No Taller
Than An Ordinary Woman, And With The Hand Of A Child, He Was,
Nevertheless, Possessed Of Wonderful Strength, Which, Of Course,
His Compatriots Ascribed To Sorcery.
His sword is still preserved
in a museum, and one cannot help wondering at its size and weight,
and at the hilt, through which only a ten-year-old child could put
his hand.
The basis of this hero's fame is the fact that he, the
son of a poor officer in the service of a Mogul emperor, like
another David, slew the Mussulman Goliath, the formidable Afzul Khan.
It was not, however, with a sling that he killed him, he used in
this combat the formidable Mahratti weapon, vaghnakh, consisting
of five long steel nails, as sharp as needles, and very strong.
This weapon is worn on the fingers, and wrestlers use it to tear
each other's flesh like wild animals. The Deccan is full of legends
about Sivaji, and even the English historians mention him with
respect. Just as in the fable respecting Charles V, one of tile
local Indian traditions asserts that Sivaji is not dead, but lives
secreted in one of the Sahiadra caves. When the fateful hour
strikes (and according to the calculations of the astrologers the
time is not far off) he will reappear, and will bring freedom to
his beloved country.
The learned and artful Brahmans, those Jesuits of India, profit
by the profound superstition of the masses to extort wealth from
them, sometimes to the last cow, the only food giver of a large family.
In the following passage I give a curious example of this. At
the end of July, 1879, this mysterious document appeared in Bombay.
I translate literally, from the Mahratti, the original having been
translated into all the dialects of India, of which there are 273.

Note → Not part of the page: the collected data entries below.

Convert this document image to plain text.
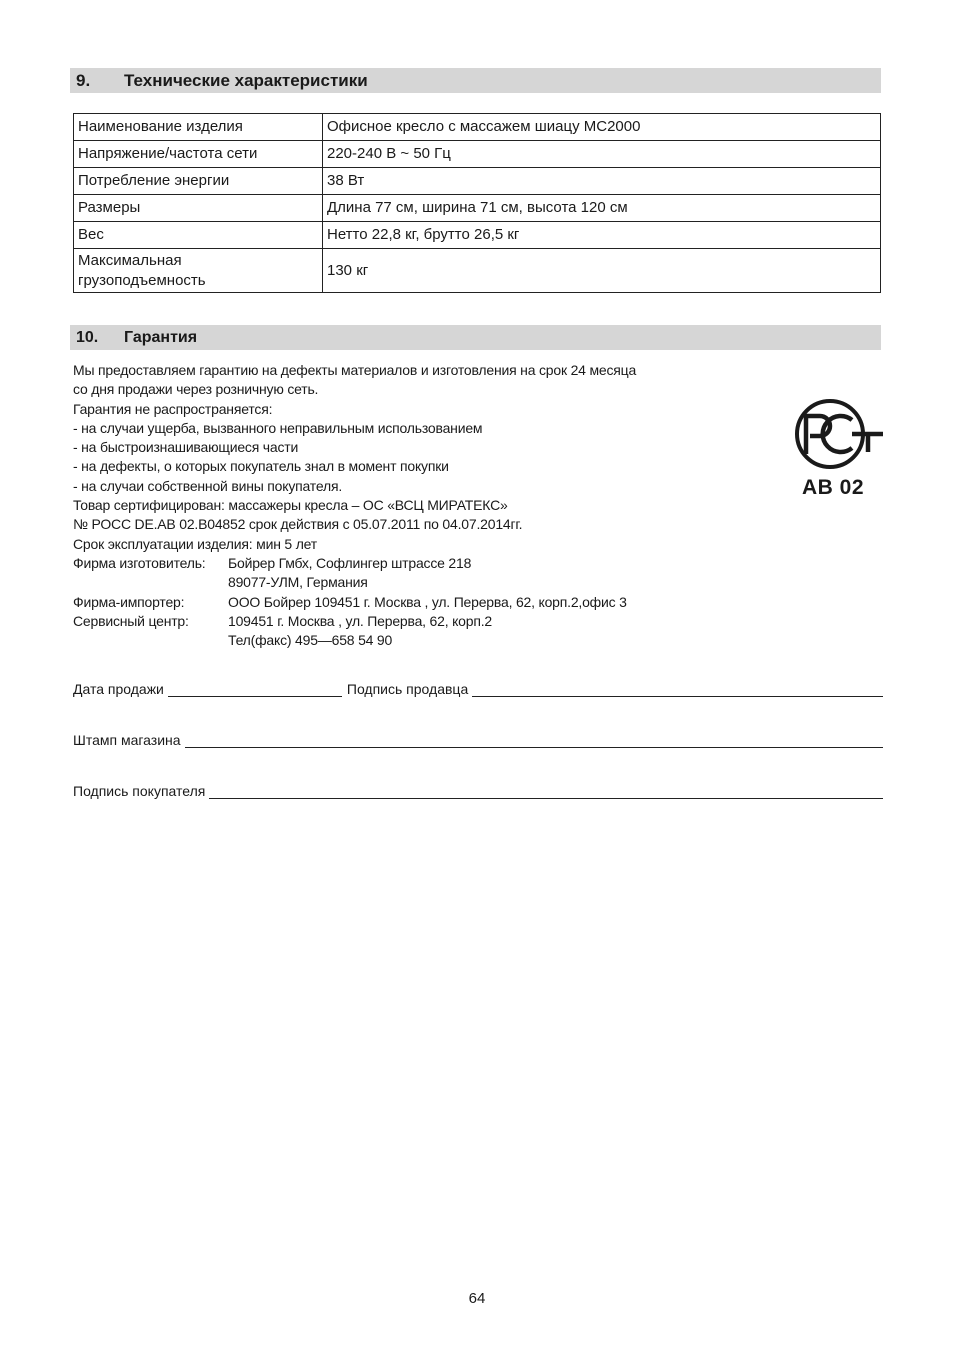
9.	Технические характеристики
Наименование изделия	Офисное кресло с массажем шиацу MC2000
Напряжение/частота сети	220-240 В ~ 50 Гц
Потребление энергии	38 Вт
Размеры	Длина 77 см, ширина 71 см, высота 120 см
Вес	Нетто 22,8 кг, брутто 26,5 кг

Максимальная
грузоподъемность	130 кг
10.	Гарантия
Мы предоставляем гарантию на дефекты материалов и изготовления на срок 24 месяца
со дня продажи через розничную сеть.
Гарантия не распространяется:
- на случаи ущерба, вызванного неправильным использованием
- на быстроизнашивающиеся части
- на дефекты, о которых покупатель знал в момент покупки
- на случаи собственной вины покупателя.
Товар сертифицирован: массажеры кресла – ОС «ВСЦ МИРАТЕКС»
№ РОСС DE.AB 02.B04852 срок действия с 05.07.2011 по 04.07.2014гг.
Срок эксплуатации изделия: мин 5 лет
Фирма изготовитель:	Бойрер Гмбх, Софлингер штрассе 218
89077-УЛМ, Германия
Фирма-импортер:	ООО Бойрер 109451 г. Москва , ул. Перерва, 62, корп.2,офис 3
Сервисный центр:	109451 г. Москва , ул. Перерва, 62, корп.2
Тел(факс) 495—658 54 90
AB 02
Дата продажи	Подпись продавца
Штамп магазина
Подпись покупателя
64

"Shri!" (an untranslatable greeting). "Let it be known unto every
one that this epistle, traced in the original in golden letters,
came down from Indra-loka (the heaven of Indra), in the presence
of holy Brahmans, on the altar of the Vishveshvara temple, which
is in the sacred town of Benares.
"Listen and remember, O tribes of Hindustan, Rajis-tan, Punjab, etc.,
etc. On Saturday, the second day of the first half of the month
Magha, 1809, of Shalivahan's era" (1887 A.D.), "the eleventh month
of the Hindus, during the Ashwini Nakshatra" (the first of the
twenty-seven constellations on the moon's path), "when the sun
enters the sign Capricorn, and the time of the day will be near
the constellation Pisces, that is to say, exactly one hour and
thirty-six minutes after sunrise, the hour of the end of the Kali-Yug
will strike, and the much desired Satya-Yug will commence" (that is
to say, the end of the Maha-Yug, the great cycle that embraces the
four minor Yugas). "This time Satya-Yug will last 1,100 years.
During all this time a man's lifetime will be 128 years.